Yesterday I got an email from a friend whose father was hospitalized after a rough bout with cancer and was being sent home with hospice and the decision to stop his brave fight. My heart grieved for her as I read her news. The fact that this was happening on Father's Day was not lost on me-- and I'm sure not on her, but she didn't wallow in that, to her credit. I have another friend whose father has also received a terminal diagnosis. My heart breaks for her as well. And as I thought about these two situations and pondered what it means to celebrate Father's Day, I watched my own kids celebrate their dad. And, of course, I thought about my own dad.

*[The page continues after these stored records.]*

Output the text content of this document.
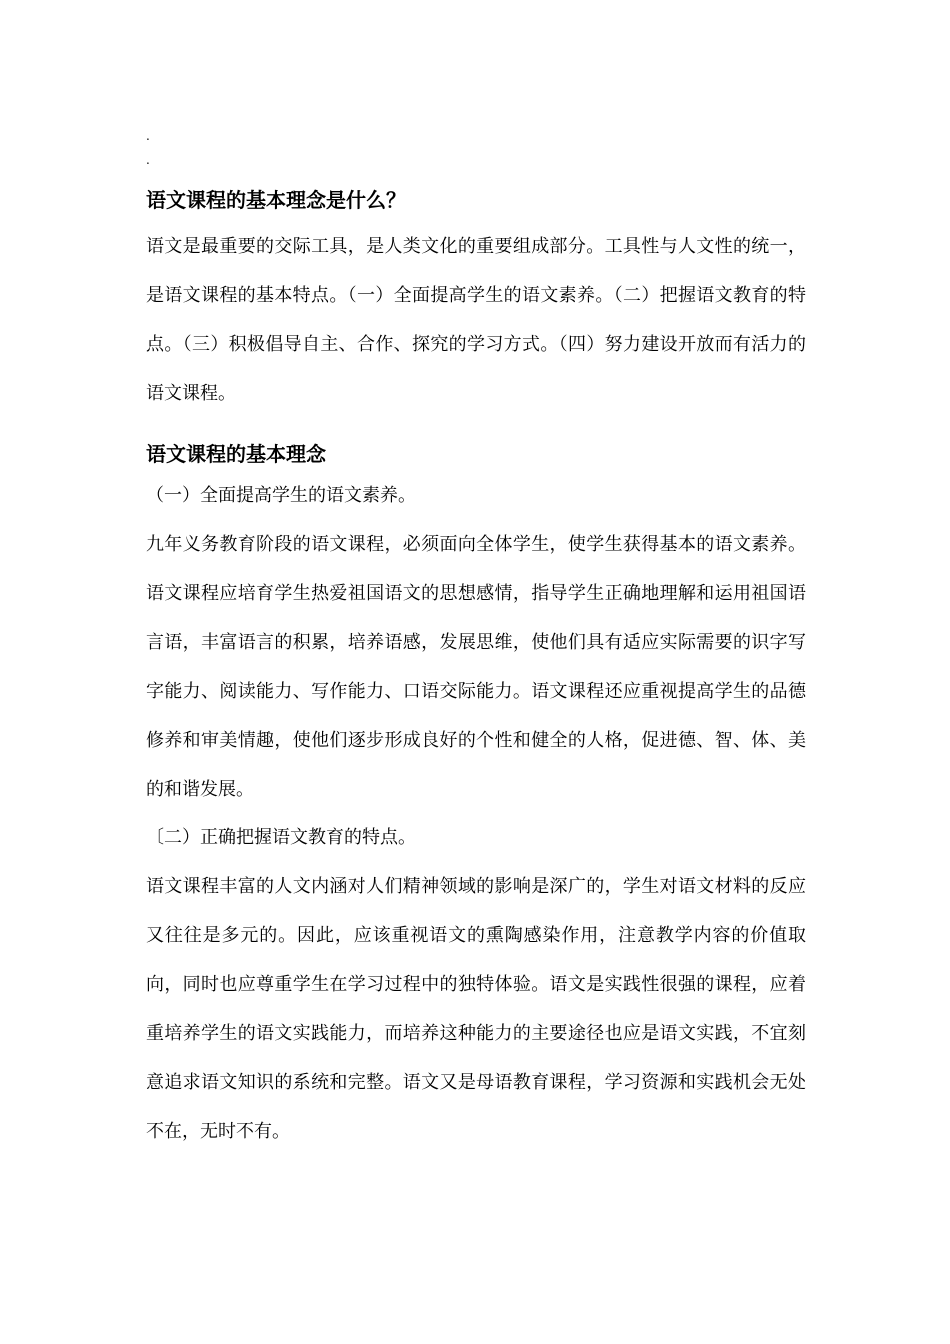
.
.
语文课程的基本理念是什么？

语文是最重要的交际工具，是人类文化的重要组成部分。工具性与人文性的统一，是语文课程的基本特点。（一）全面提高学生的语文素养。（二）把握语文教育的特点。（三）积极倡导自主、合作、探究的学习方式。（四）努力建设开放而有活力的语文课程。

语文课程的基本理念

（一）全面提高学生的语文素养。

九年义务教育阶段的语文课程，必须面向全体学生，使学生获得基本的语文素养。语文课程应培育学生热爱祖国语文的思想感情，指导学生正确地理解和运用祖国语言语，丰富语言的积累，培养语感，发展思维，使他们具有适应实际需要的识字写字能力、阅读能力、写作能力、口语交际能力。语文课程还应重视提高学生的品德修养和审美情趣，使他们逐步形成良好的个性和健全的人格，促进德、智、体、美的和谐发展。

〔二）正确把握语文教育的特点。

语文课程丰富的人文内涵对人们精神领域的影响是深广的，学生对语文材料的反应又往往是多元的。因此，应该重视语文的熏陶感染作用，注意教学内容的价值取向，同时也应尊重学生在学习过程中的独特体验。语文是实践性很强的课程，应着重培养学生的语文实践能力，而培养这种能力的主要途径也应是语文实践，不宜刻意追求语文知识的系统和完整。语文又是母语教育课程，学习资源和实践机会无处不在，无时不有。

There were no cards for my dad this year. No special lunches or dinners or breakfasts. There was no time spent together at all. No special phone calls to say "I'm thinking of you today." He's wanted it that way for a long time and I, after years wishing it were different, have accepted it. And most days, I'm fine with it. But when Father's Day rolls around, it makes me sad that I don't have a photo of me and my dad to post on Facebook. I can't take my children to his house and let them shower him with hugs and homemade cards.
And so yesterday as I took in my friend's terrible news I wondered, which is worse? Having a dad you adore and facing his loss? Or having a dad who is, by all accounts, healthy but has chosen-- for his own reasons-- to not be part of your life?

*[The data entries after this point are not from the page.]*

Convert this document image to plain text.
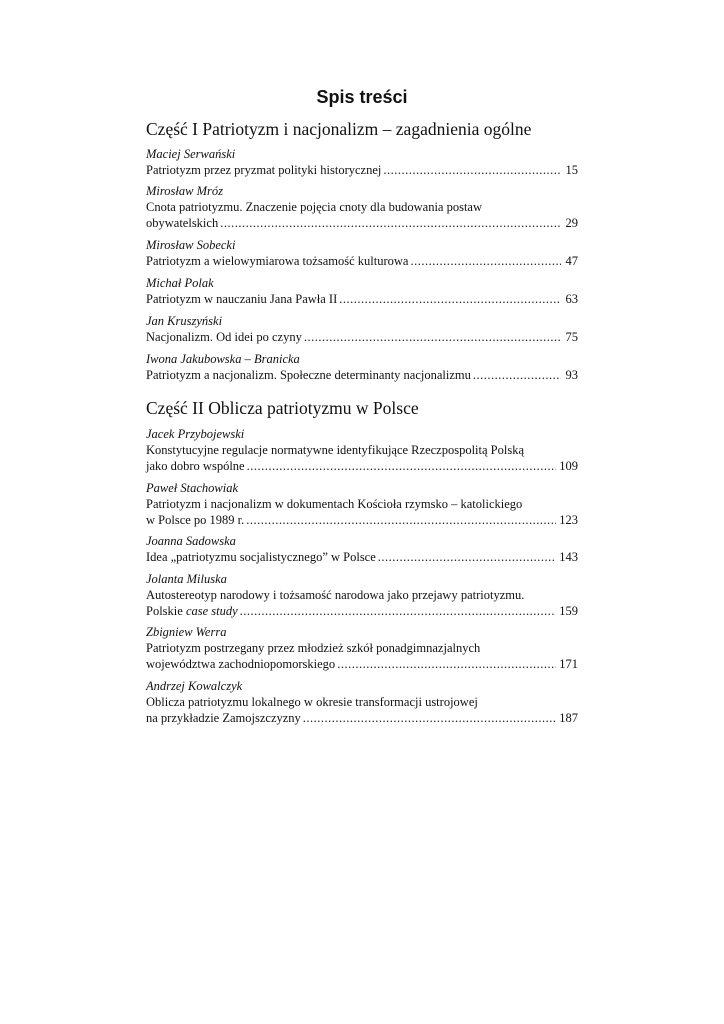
Spis treści
Część I Patriotyzm i nacjonalizm – zagadnienia ogólne
Maciej Serwański
Patriotyzm przez pryzmat polityki historycznej .....	15
Mirosław Mróz
Cnota patriotyzmu. Znaczenie pojęcia cnoty dla budowania postaw
obywatelskich .....	29
Mirosław Sobecki
Patriotyzm a wielowymiarowa tożsamość kulturowa .....	47
Michał Polak
Patriotyzm w nauczaniu Jana Pawła II .....	63
Jan Kruszyński
Nacjonalizm. Od idei po czyny .....	75
Iwona Jakubowska – Branicka
Patriotyzm a nacjonalizm. Społeczne determinanty nacjonalizmu .....	93
Część II Oblicza patriotyzmu w Polsce
Jacek Przybojewski
Konstytucyjne regulacje normatywne identyfikujące Rzeczpospolitą Polską
jako dobro wspólne .....	109
Paweł Stachowiak
Patriotyzm i nacjonalizm w dokumentach Kościoła rzymsko – katolickiego
w Polsce po 1989 r. .....	123
Joanna Sadowska
Idea „patriotyzmu socjalistycznego” w Polsce .....	143
Jolanta Miluska
Autostereotyp narodowy i tożsamość narodowa jako przejawy patriotyzmu.
Polskie case study .....	159
Zbigniew Werra
Patriotyzm postrzegany przez młodzież szkół ponadgimnazjalnych
województwa zachodniopomorskiego .....	171
Andrzej Kowalczyk
Oblicza patriotyzmu lokalnego w okresie transformacji ustrojowej
na przykładzie Zamojszczyzny .....	187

I guess both scenarios pretty much suck. There isn't a good answer. Life is hard and messy and it hurts... a lot sometimes. I get on this blog and I say mostly good things. Happy things. Encouraging things. I try to be honest without totally weighing you down. And yet, chances are you're weighed down any way. Chances are you were dealing with your own issues on Father's Day. Maybe because your husband isn't the father for your children you'd hoped. Or he seemed withdrawn from whatever you tried to do for him and you're scared to know why that is. Or, like me, the whole dad issue is just hard-- an emotional landscape that is littered with landmines. Or you're facing the loss of your father... or you've recently lost him. And this Hallmark holiday is one you'd have preferred to just skip altogether.

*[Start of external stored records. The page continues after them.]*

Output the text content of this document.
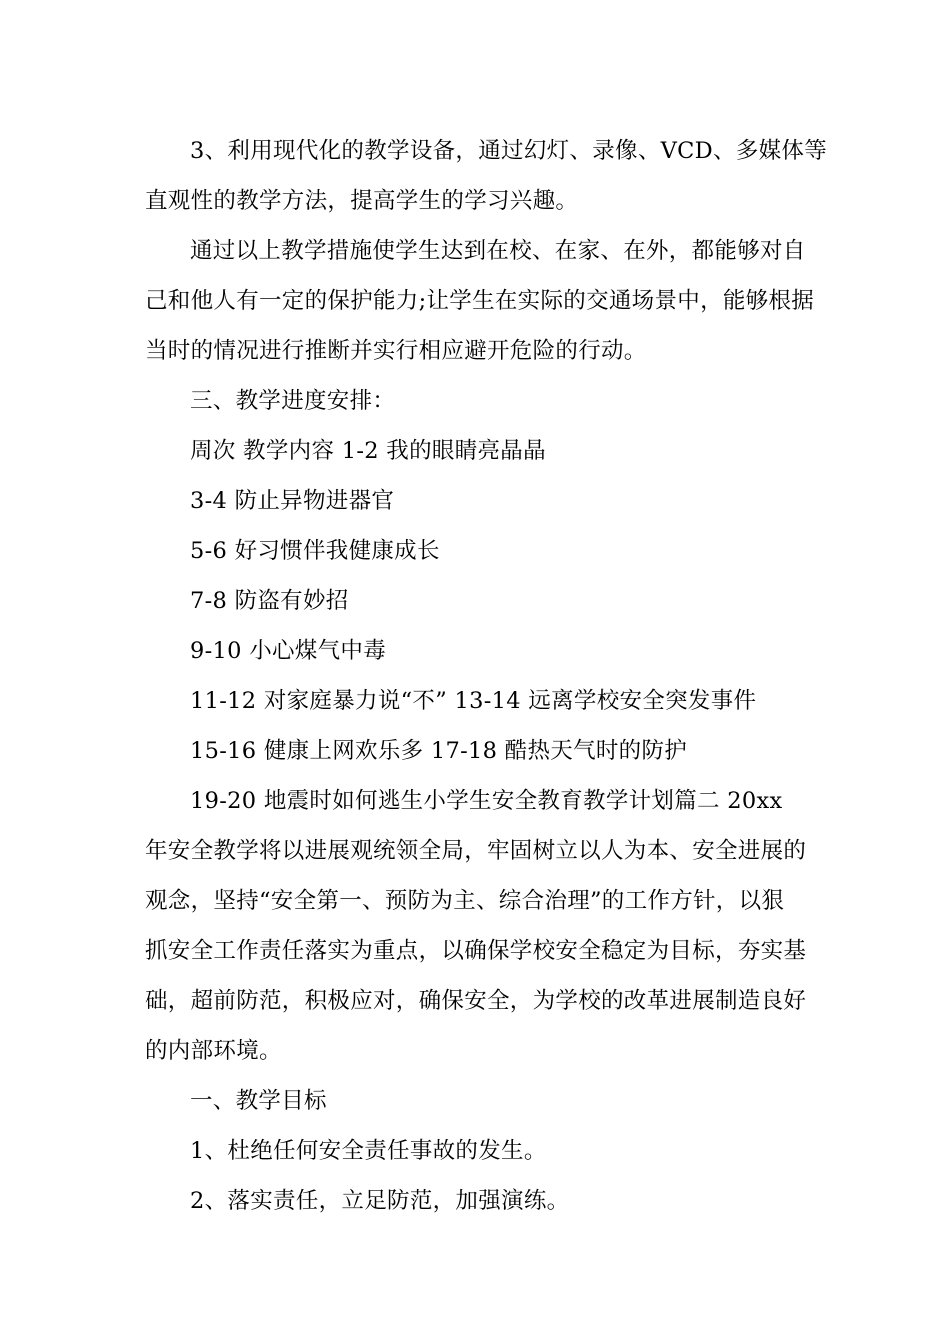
3、利用现代化的教学设备，通过幻灯、录像、VCD、多媒体等
直观性的教学方法，提高学生的学习兴趣。
通过以上教学措施使学生达到在校、在家、在外，都能够对自
己和他人有一定的保护能力;让学生在实际的交通场景中，能够根据
当时的情况进行推断并实行相应避开危险的行动。
三、教学进度安排：
周次 教学内容 1-2 我的眼睛亮晶晶
3-4 防止异物进器官
5-6 好习惯伴我健康成长
7-8 防盗有妙招
9-10 小心煤气中毒
11-12 对家庭暴力说“不” 13-14 远离学校安全突发事件
15-16 健康上网欢乐多 17-18 酷热天气时的防护
19-20 地震时如何逃生小学生安全教育教学计划篇二 20xx
年安全教学将以进展观统领全局，牢固树立以人为本、安全进展的
观念，坚持“安全第一、预防为主、综合治理”的工作方针，以狠
抓安全工作责任落实为重点，以确保学校安全稳定为目标，夯实基
础，超前防范，积极应对，确保安全，为学校的改革进展制造良好
的内部环境。
一、教学目标
1、杜绝任何安全责任事故的发生。
2、落实责任，立足防范，加强演练。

I don't have a good conclusion to this blog post. I can't wrap it all up in a nice neat bow. I want to tell you that God is a perfect Father and you should look to Him and let His love surround you. Because that is true. We all know that, on one level. Or at least I hope you do. But chances are you, like me, don't really want to hear that right now. Right now you just want to miss someone, or wish something was different, or hold onto someone, or let go of something. Right now you wish they'd never invented Father's Day.
And I guess I just wanted you to know that you're not alone. And to just say, hang in there. And try to find one good thing. For me it was the father I was able to give my own children. I can't see into the future but my gut tells me my girls will never have to write something like this. And that makes me very happy indeed.